Our running example, Pawtograder, exhibits a client-server relationship:

Pawtograder has a clear client-server boundary between the Grading Action (client) and the Pawtograder API (server):

  • The action calls createSubmission() to register a grading run
  • The action calls submitFeedback() to post results
  • The API never calls the action—communication is always client-initiated
┌─────────────────────────┐         ┌─────────────────────────┐
│ Grading Action │ │ Pawtograder API │
│ (GitHub Actions VM) │ │ (Web services) │
│ │ HTTP │ │
│ ┌───────────────────┐ │ ──────► │ ┌───────────────────┐ │
│ │ createSubmission()│ │ │ │ Submission Record │ │
│ │ submitFeedback() │ │ ◄────── │ │ Grade Storage │ │
│ └───────────────────┘ │ │ └───────────────────┘ │
└─────────────────────────┘ └─────────────────────────┘
CLIENT SERVER

Benefits of client-server:

  • Centralized control and shared state across clients
  • Easier updates (change the server once, all clients benefit)
  • Server can enforce business rules and security policies

Constraints:

  • The server becomes a single point of failure
  • Network latency affects every operation
  • Requires handling network errors, timeouts, and retries

How Services Communicate: REST APIs

When clients and servers communicate over networks, they need a common protocol. HTTP (Hypertext Transfer Protocol) is the foundation of web communication—it's how your browser talks to websites, how mobile apps talk to backends, and how services talk to each other.

An HTTP request has three key parts:

  1. Method (also called "verb"): What action you want to perform
  2. URL: Which resource you're targeting (e.g., /submissions/123)
  3. Body (optional): Data you're sending (e.g., the contents of a new submission)

The server responds with a status code (200 = success, 404 = not found, 500 = server error) and optionally a response body.

REST (Representational State Transfer) is an architectural style built on HTTP that provides conventions for how to structure APIs. Understanding REST helps you read API documentation, design interfaces between services, and reason about distributed systems.

REST organizes APIs around resources—nouns representing domain concepts (submissions, assignments, students). Clients manipulate resources using standard HTTP methods:

MethodPurposeExample
GETRetrieve a resourceGET /assignments/hw1
POSTCreate a new resourcePOST /submissions with body containing submission data
PUTReplace a resource entirelyPUT /assignments/hw1 with complete new assignment
PATCHUpdate part of a resourcePATCH /submissions/123 to update just the score
DELETERemove a resourceDELETE /submissions/123

Pawtograder's API is RESTful:

POST /functions/v1/createSubmission     # Create new submission record
POST /functions/v1/submitFeedback # Submit grading results
GET /rest/v1/submissions?student_id=X # List submissions for a student

REST has become ubiquitous because it maps naturally onto HTTP (which every platform supports), uses standard status codes for errors (404 = not found, 401 = unauthorized, 500 = server error), and is stateless—each request contains all information needed to process it, making horizontal scaling straightforward.

Alternative: GraphQL is another API style where clients specify exactly which fields they need, avoiding over-fetching. It's powerful for complex frontends with varying data needs, but adds complexity. We won't cover it in depth, but you should know it exists—many modern APIs offer GraphQL alongside REST.

The key architectural insight: REST enforces a uniform interface across your entire API. Once you understand how to interact with one resource, you understand them all. This consistency reduces cognitive load for API consumers and makes services more composable.

LO1 & LO3 checkpoint

You can now explain the client-server architecture and describe how REST APIs provide a standard way for services to communicate. But we've glossed over something important: what happens when that network communication fails?

The Fallacies of Distributed Computing

When components communicate over a network, everything gets harder. Peter Deutsch and others at Sun Microsystems identified eight assumptions that developers make about networks—assumptions that are false and lead to bugs, outages, and frustrated users.

The Eight Fallacies

1. The network is reliable

Networks fail. Cables get unplugged, routers crash, cloud providers have outages.

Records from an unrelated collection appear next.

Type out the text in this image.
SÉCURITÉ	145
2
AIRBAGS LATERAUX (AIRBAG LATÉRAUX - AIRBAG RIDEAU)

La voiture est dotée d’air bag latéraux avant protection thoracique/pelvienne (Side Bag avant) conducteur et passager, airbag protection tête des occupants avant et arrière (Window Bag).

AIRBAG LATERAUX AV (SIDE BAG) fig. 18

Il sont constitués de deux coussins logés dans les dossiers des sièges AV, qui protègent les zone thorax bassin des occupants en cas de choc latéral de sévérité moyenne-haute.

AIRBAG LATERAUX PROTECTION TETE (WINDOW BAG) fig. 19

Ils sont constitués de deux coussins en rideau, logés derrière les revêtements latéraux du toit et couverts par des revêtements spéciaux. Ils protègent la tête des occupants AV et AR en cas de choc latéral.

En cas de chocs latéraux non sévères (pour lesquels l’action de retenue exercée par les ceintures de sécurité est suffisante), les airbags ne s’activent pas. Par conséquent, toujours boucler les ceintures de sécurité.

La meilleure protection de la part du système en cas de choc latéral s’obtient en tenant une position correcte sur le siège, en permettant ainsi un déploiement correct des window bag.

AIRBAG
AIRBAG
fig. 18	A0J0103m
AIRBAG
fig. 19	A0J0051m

Code that assumes httpClient.send() will always succeed is fragile code.

Pawtograder example: The Grading Action tries to submit feedback after grading completes. The request times out. What happens? If we assumed reliability, the student never sees their grade. Pawtograder implements retry logic with exponential backoff—if the first attempt fails, wait 1 second and try again; if that fails, wait 2 seconds; then 4 seconds. Eventually, either the request succeeds or we give up and log an error.

2. Latency is zero

Every network call takes time. Local method calls take nanoseconds; network calls take milliseconds to seconds. Code that makes many sequential network calls will be slow.

Pawtograder example: The Grading Action must register the submission, download the grader tarball, run tests, and submit feedback. If we reported each test result as a separate API call (100 tests × 100ms = 10 seconds of network overhead), grading would be painfully slow. Instead, the action batches all results into a single submitFeedback() call.

3. Bandwidth is infinite

Networks have limited capacity. Sending large payloads over constrained connections is problematic.

Pawtograder example: The Grading Action downloads the grader tarball (archive of the instructor's solution repo) from Pawtograder's API. For a large assignment with many test files, this could be megabytes. Pawtograder includes a SHA hash to verify integrity and enable caching—if the grader hasn't changed, skip the download entirely.

4. The network is secure

Data crossing networks can be intercepted, modified, or spoofed. Every network boundary is a potential attack surface.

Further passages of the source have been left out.